3. Internet Diva 2.0: The rumors have been confirmed that Goskorporatsiya has indeed decided that after 194 years, Anastasia is going to retire. The outdated A.I. will be replaced with a sleeker, sexier model named Karenina. Whereas Anastasia more or less had to program herself from the ground up, Karenina has been crafted by people who actually know what they’re doing and are making full use of nearly 200 years worth of technological advances. For those of you old enough to remember the first Hologram Films, you know what I’m talking about when I say that yesteryear’s “State of the Art” is today’s garbage. Karenina goes live later this month, and I, for one, welcome our new internet overlord.
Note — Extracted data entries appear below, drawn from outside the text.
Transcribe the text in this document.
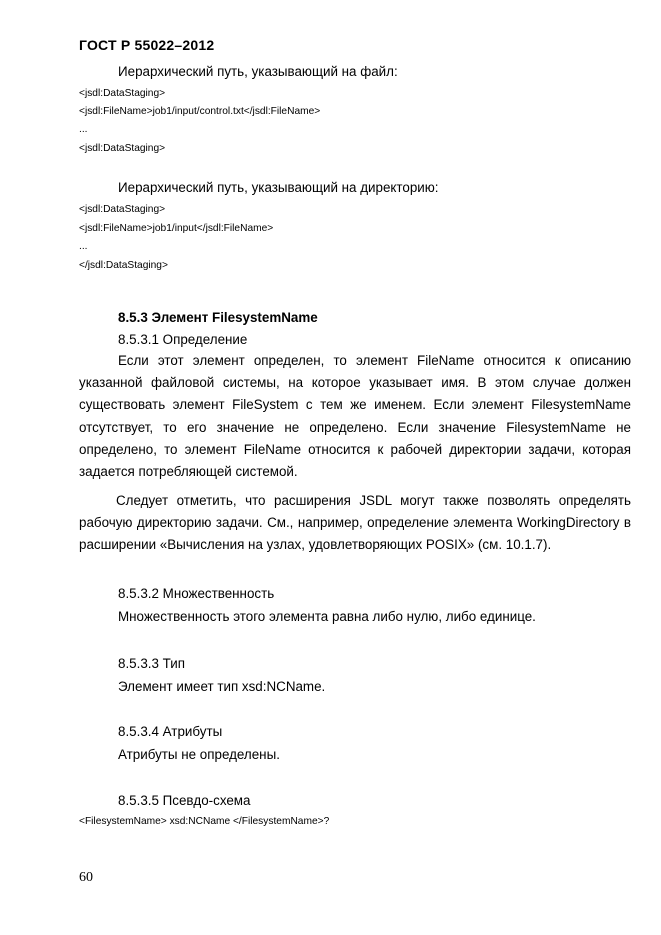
ГОСТ Р 55022–2012
Иерархический путь, указывающий на файл:
<jsdl:DataStaging>
<jsdl:FileName>job1/input/control.txt</jsdl:FileName>
...
<jsdl:DataStaging>
Иерархический путь, указывающий на директорию:
<jsdl:DataStaging>
<jsdl:FileName>job1/input</jsdl:FileName>
...
</jsdl:DataStaging>
8.5.3 Элемент FilesystemName
8.5.3.1 Определение
Если этот элемент определен, то элемент FileName относится к описанию указанной файловой системы, на которое указывает имя. В этом случае должен существовать элемент FileSystem с тем же именем. Если элемент FilesystemName отсутствует, то его значение не определено. Если значение FilesystemName не определено, то элемент FileName относится к рабочей директории задачи, которая задается потребляющей системой.
Следует отметить, что расширения JSDL могут также позволять определять рабочую директорию задачи. См., например, определение элемента WorkingDirectory в расширении «Вычисления на узлах, удовлетворяющих POSIX» (см. 10.1.7).
8.5.3.2 Множественность
Множественность этого элемента равна либо нулю, либо единице.
8.5.3.3 Тип
Элемент имеет тип xsd:NCName.
8.5.3.4 Атрибуты
Атрибуты не определены.
8.5.3.5 Псевдо-схема
<FilesystemName> xsd:NCName </FilesystemName>?
60
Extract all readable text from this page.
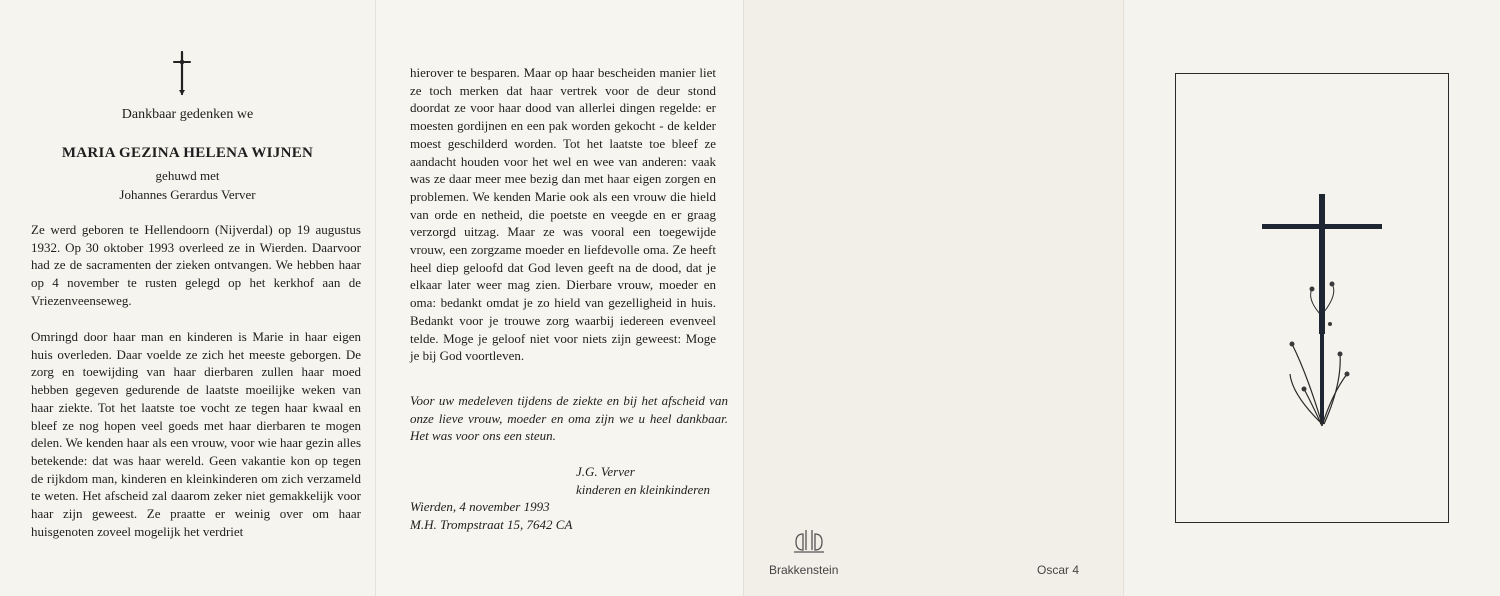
Dankbaar gedenken we
MARIA GEZINA HELENA WIJNEN
gehuwd met
Johannes Gerardus Verver

Ze werd geboren te Hellendoorn (Nijverdal) op 19 augustus 1932. Op 30 oktober 1993 overleed ze in Wierden. Daarvoor had ze de sacramenten der zieken ontvangen. We hebben haar op 4 november te rusten gelegd op het kerkhof aan de Vriezenveenseweg.

Omringd door haar man en kinderen is Marie in haar eigen huis overleden. Daar voelde ze zich het meeste geborgen. De zorg en toewijding van haar dierbaren zullen haar moed hebben gegeven gedurende de laatste moeilijke weken van haar ziekte. Tot het laatste toe vocht ze tegen haar kwaal en bleef ze nog hopen veel goeds met haar dierbaren te mogen delen. We kenden haar als een vrouw, voor wie haar gezin alles betekende: dat was haar wereld. Geen vakantie kon op tegen de rijkdom man, kinderen en kleinkinderen om zich verzameld te weten. Het afscheid zal daarom zeker niet gemakkelijk voor haar zijn geweest. Ze praatte er weinig over om haar huisgenoten zoveel mogelijk het verdriet

hierover te besparen. Maar op haar bescheiden manier liet ze toch merken dat haar vertrek voor de deur stond doordat ze voor haar dood van allerlei dingen regelde: er moesten gordijnen en een pak worden gekocht - de kelder moest geschilderd worden. Tot het laatste toe bleef ze aandacht houden voor het wel en wee van anderen: vaak was ze daar meer mee bezig dan met haar eigen zorgen en problemen. We kenden Marie ook als een vrouw die hield van orde en netheid, die poetste en veegde en er graag verzorgd uitzag. Maar ze was vooral een toegewijde vrouw, een zorgzame moeder en liefdevolle oma. Ze heeft heel diep geloofd dat God leven geeft na de dood, dat je elkaar later weer mag zien. Dierbare vrouw, moeder en oma: bedankt omdat je zo hield van gezelligheid in huis. Bedankt voor je trouwe zorg waarbij iedereen evenveel telde. Moge je geloof niet voor niets zijn geweest: Moge je bij God voortleven.

Voor uw medeleven tijdens de ziekte en bij het afscheid van onze lieve vrouw, moeder en oma zijn we u heel dankbaar. Het was voor ons een steun.

J.G. Verver
kinderen en kleinkinderen
Wierden, 4 november 1993
M.H. Trompstraat 15, 7642 CA
Brakkenstein	Oscar 4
4. That Which Does Not Kill You: Will still put you in the hospital for a very long time. Mahiir Nacik was lucky enough to only need a full body cast after his latest death-defying feat. What was supposed to be a new world record Jetcycle jump ended in shrapnel and shattered dreams/bones for the daredevil. His attempt to soar through 3 flaming rings over a 150ft long trench filled with manticores ended in catastrophe, when the propulsion system crapped out halfway through the jump. The second flaming ring caught Mahiir in a loving, fiery embrace, holding him just long enough to be considered “well done” before snapping and sending our hero into the pit of hell beasts. Mahiir claims his lucky toothpick saved his life, and that manticores aren’t so bad once they stop chewing on you.